= Timothy Ives =

American archeologist (born 1973)

Timothy H. Ives is an American archeologist and a leading contributor to the contemporary debate over the origins of the stone heaps found in New England's forested hills.

==Early life and education==
Ives was born in 1973. He received his bachelor's degree in anthropology from the University of Connecticut in 1996, his master's degree in anthropology from the College of William & Mary in 2001, and his doctoral degree in anthropology from the University of Connecticut in 2010.

==Career==
Ives has pursued interests in New England's archaeology, history, and culture. He previously worked for cultural resource management companies, as a consultant for the Mashantucket Pequot Museum and Research Center, as an adjunct professor for the University of Connecticut's Anthropology Department, and as Principal Archaeologist for the Rhode Island Historical Preservation and Heritage Commission. He has published peer-reviewed research on several topics, including coastal archaeological survey, lithic analysis, site formation processes, and colonial-era ethnohistory.

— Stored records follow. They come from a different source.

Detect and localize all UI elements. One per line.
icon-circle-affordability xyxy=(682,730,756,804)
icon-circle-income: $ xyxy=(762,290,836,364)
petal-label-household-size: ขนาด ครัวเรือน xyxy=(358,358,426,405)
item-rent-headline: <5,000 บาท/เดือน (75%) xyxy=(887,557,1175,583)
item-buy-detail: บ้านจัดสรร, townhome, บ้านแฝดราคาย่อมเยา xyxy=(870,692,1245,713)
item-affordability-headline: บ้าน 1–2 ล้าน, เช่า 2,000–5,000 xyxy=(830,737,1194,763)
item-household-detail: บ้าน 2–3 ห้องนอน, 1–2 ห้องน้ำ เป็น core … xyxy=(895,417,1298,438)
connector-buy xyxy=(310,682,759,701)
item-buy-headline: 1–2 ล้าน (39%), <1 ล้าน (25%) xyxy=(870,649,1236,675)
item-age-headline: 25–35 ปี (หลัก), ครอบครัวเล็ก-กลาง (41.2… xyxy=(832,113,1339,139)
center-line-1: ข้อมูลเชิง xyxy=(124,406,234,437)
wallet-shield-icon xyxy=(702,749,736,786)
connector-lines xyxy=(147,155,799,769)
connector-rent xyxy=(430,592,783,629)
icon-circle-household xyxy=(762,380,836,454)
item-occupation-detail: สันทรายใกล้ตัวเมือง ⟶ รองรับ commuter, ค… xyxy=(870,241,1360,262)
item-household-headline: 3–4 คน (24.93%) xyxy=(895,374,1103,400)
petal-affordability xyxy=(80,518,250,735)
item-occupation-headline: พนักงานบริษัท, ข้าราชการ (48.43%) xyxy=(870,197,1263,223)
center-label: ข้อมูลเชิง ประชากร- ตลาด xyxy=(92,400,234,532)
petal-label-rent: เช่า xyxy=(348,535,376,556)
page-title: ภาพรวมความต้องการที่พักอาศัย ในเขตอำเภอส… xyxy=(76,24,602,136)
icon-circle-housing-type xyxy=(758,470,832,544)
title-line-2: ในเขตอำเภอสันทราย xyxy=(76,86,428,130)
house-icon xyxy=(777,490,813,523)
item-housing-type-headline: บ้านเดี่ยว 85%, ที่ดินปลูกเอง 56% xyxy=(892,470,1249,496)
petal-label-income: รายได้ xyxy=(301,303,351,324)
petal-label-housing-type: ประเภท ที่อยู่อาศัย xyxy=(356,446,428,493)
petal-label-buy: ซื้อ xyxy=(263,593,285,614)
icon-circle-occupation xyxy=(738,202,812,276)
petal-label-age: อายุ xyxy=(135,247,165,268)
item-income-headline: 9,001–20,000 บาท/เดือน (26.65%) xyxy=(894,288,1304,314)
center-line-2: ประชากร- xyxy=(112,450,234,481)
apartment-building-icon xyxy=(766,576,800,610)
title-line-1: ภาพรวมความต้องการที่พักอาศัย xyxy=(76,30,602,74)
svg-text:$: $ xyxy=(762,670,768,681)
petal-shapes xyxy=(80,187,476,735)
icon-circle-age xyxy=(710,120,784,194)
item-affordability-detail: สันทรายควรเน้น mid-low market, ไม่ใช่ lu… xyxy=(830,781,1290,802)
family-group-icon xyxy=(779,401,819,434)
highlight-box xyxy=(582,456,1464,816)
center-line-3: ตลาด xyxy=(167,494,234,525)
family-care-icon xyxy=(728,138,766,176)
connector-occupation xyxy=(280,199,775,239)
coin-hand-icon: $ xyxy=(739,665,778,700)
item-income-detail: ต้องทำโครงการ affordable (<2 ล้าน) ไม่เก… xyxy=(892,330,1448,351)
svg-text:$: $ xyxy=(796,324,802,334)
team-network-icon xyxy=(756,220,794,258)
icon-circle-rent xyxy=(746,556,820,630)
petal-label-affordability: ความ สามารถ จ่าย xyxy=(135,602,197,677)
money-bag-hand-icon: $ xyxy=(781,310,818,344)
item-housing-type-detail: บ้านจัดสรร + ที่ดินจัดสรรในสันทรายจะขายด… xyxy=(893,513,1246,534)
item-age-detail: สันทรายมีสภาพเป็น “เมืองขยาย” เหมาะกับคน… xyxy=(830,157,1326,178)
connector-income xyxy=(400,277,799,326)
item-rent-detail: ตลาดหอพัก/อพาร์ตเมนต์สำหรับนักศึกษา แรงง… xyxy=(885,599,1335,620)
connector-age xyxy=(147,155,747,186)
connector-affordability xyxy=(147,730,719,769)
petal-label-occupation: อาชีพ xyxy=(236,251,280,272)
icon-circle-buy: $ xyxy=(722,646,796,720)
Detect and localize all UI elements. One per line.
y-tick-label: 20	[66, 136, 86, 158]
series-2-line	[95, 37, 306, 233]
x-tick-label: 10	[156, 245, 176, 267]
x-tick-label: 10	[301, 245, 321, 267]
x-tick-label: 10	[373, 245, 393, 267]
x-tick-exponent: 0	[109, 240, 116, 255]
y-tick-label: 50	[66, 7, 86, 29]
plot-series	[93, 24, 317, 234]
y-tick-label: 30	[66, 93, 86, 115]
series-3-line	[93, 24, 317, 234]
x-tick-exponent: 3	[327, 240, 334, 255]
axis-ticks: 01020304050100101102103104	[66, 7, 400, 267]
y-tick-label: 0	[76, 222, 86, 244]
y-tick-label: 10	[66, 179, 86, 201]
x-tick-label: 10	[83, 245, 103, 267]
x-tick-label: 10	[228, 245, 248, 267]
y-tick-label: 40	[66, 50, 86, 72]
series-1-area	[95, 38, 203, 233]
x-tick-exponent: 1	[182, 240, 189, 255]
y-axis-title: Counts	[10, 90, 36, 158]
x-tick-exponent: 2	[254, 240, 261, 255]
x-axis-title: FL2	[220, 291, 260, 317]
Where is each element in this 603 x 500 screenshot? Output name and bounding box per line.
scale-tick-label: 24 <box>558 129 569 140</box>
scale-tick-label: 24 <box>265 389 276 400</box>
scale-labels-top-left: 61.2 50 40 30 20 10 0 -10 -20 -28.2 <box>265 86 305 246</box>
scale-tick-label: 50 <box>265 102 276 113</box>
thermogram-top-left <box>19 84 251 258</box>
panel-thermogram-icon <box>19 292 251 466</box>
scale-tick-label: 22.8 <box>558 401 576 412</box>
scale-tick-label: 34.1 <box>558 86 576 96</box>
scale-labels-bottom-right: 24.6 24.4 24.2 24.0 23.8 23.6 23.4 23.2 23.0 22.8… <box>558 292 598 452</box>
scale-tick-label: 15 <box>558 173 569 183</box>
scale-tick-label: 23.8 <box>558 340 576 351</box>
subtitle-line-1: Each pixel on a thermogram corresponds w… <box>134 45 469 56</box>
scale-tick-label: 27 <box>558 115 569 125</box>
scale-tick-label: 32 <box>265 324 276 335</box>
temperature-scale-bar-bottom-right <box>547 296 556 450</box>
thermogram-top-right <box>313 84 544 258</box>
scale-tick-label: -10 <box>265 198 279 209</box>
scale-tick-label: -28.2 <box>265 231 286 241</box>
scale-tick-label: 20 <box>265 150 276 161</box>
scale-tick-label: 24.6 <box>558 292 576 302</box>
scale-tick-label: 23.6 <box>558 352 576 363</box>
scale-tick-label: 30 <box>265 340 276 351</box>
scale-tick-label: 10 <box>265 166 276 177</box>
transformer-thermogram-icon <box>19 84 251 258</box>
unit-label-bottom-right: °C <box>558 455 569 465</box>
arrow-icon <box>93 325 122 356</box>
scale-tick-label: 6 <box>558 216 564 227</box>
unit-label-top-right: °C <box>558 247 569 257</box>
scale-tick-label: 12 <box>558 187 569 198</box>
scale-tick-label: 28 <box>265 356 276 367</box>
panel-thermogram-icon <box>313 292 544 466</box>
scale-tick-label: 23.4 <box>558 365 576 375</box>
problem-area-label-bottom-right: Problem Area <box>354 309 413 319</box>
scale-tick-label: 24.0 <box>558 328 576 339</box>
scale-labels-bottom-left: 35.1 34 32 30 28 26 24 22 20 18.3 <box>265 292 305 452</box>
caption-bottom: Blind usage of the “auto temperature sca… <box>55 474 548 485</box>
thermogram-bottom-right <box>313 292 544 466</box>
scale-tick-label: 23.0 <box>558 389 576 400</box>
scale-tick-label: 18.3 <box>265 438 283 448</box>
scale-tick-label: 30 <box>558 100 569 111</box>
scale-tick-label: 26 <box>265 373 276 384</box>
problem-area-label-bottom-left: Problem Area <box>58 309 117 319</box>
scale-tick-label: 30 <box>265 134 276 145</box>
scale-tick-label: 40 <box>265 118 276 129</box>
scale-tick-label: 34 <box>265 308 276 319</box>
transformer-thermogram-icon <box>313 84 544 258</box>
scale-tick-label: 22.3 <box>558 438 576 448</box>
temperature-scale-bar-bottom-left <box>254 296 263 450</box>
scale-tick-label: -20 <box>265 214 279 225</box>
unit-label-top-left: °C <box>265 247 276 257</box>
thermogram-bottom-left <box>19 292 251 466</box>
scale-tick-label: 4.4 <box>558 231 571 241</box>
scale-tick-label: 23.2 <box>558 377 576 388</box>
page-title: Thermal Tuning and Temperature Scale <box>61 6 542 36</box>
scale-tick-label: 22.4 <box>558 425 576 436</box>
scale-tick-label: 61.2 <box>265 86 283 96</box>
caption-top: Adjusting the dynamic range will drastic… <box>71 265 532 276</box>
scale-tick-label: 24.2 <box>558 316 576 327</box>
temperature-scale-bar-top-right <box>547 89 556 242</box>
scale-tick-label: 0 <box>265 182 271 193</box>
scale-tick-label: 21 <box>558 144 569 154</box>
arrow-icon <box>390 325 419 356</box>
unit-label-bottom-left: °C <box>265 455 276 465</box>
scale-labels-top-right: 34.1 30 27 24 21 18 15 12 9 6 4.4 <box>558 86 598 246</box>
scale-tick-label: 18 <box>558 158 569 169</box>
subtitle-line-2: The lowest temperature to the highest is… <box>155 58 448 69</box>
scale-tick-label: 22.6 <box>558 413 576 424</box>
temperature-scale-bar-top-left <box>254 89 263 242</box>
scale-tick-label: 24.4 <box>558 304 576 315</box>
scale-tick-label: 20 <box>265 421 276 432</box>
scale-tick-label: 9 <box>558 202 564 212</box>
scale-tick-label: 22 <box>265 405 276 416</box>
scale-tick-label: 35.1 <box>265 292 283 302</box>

==Contributions to New England's stone heap debate==

Ives supports the working hypothesis that most of the stone heaps in New England's forested hills were assembled in the nineteenth century to consolidate fieldstones picked from immediately surrounding farmland, and that this knowledge fell from popular memory after losing social relevance. He has published various lines of supporting evidence, including nineteenth century written accounts of agricultural stone heaping practices.

Several of southern New England's Native American tribal authorities maintain that many, perhaps most, of these stone heaps are sacred, having been constructed by Native Americans as elements of ceremonial stone landscapes that are unrecognizable to archaeologists. This position was adopted by the intertribal congress known as the United South and Eastern Tribes, Inc. in 2007. Ives remains skeptical of ceremonial stone landscape theory, noting that it was independently developed by Euro-American antiquarians prior to its endorsement by Native American tribal authorities, and has expressed concern regarding the broader social costs of ceremonial stone landscape preservation campaigns, citing their record of mobilizing white guilt, the psychosocial phenomenon described by race relations scholar Shelby Steele, to gain political support and subvert criticism.

Researchers who employ ceremonial stone landscape theory generally reject Ives' contributions to the stone heap debate. Curtiss Hoffman, Emeritus Professor of Anthropology from Bridgewater State University, qualified Ives' model explaining how stone heaps in former pastures may have been built as an "attempt to fabricate a forgotten eighteenth-century farm use for stone structures." Avocational researchers have criticized Ives as well. For example, James and Mary E. Gage have claimed that his model "is not scientifically valid and it should not be used" and Nohham Cachat-Schilling characterized it as "conjecture" that "fails upon real-life testing and practical farm economics."

==Publications==
===Books===
- Stones of Contention New English Review, 2021)

===Articles===
- "Historical Accounts of Forgotten Stone-Heaping Practices on Nineteenth-Century Hill Farms", Northeast Historical Archaeology, Vol. 49, Article 10, 2020.
- "Remembering Stone Piles in New England", Northeast Anthropology, 79/80:37–80, 2013.
- "Uncloaking the Ruins of Rhode Island's 'Lost Civilization'", Providence Journal, April 16, 2014. Retrieved February 6, 2019.
- "Cairnfields in New England's Forgotten Pastures", Archaeology of Eastern North America, 43:119–132, 2015.Cairnfields in New England's Forgotten Pastures
- "Romance, Redemption, and Ceremonial Stone Landscapes", Bulletin of the Archaeological Society of Connecticut, 77:151–166, 2015.
- "The Hunt for Redneck Archaeology: Disentangling 'White Guilt,' Ceremonial Stone Landscape Activism, and Professional Archaeology in New England", Northeast Anthropology, 85/86:47–72, 2018.
- "Stone Heaping Practices of Nineteenth-Century Farmers: New Insights from Archival Sources. Invited Presentation for the Annual Meeting of the Barrington Preservation Society, January 26, 2020. Video recorded by David Weed. Retrieved February 20, 2020. via YouTube
- "Legends of Rock", The Spectator World, 3(1):38-40, 2022.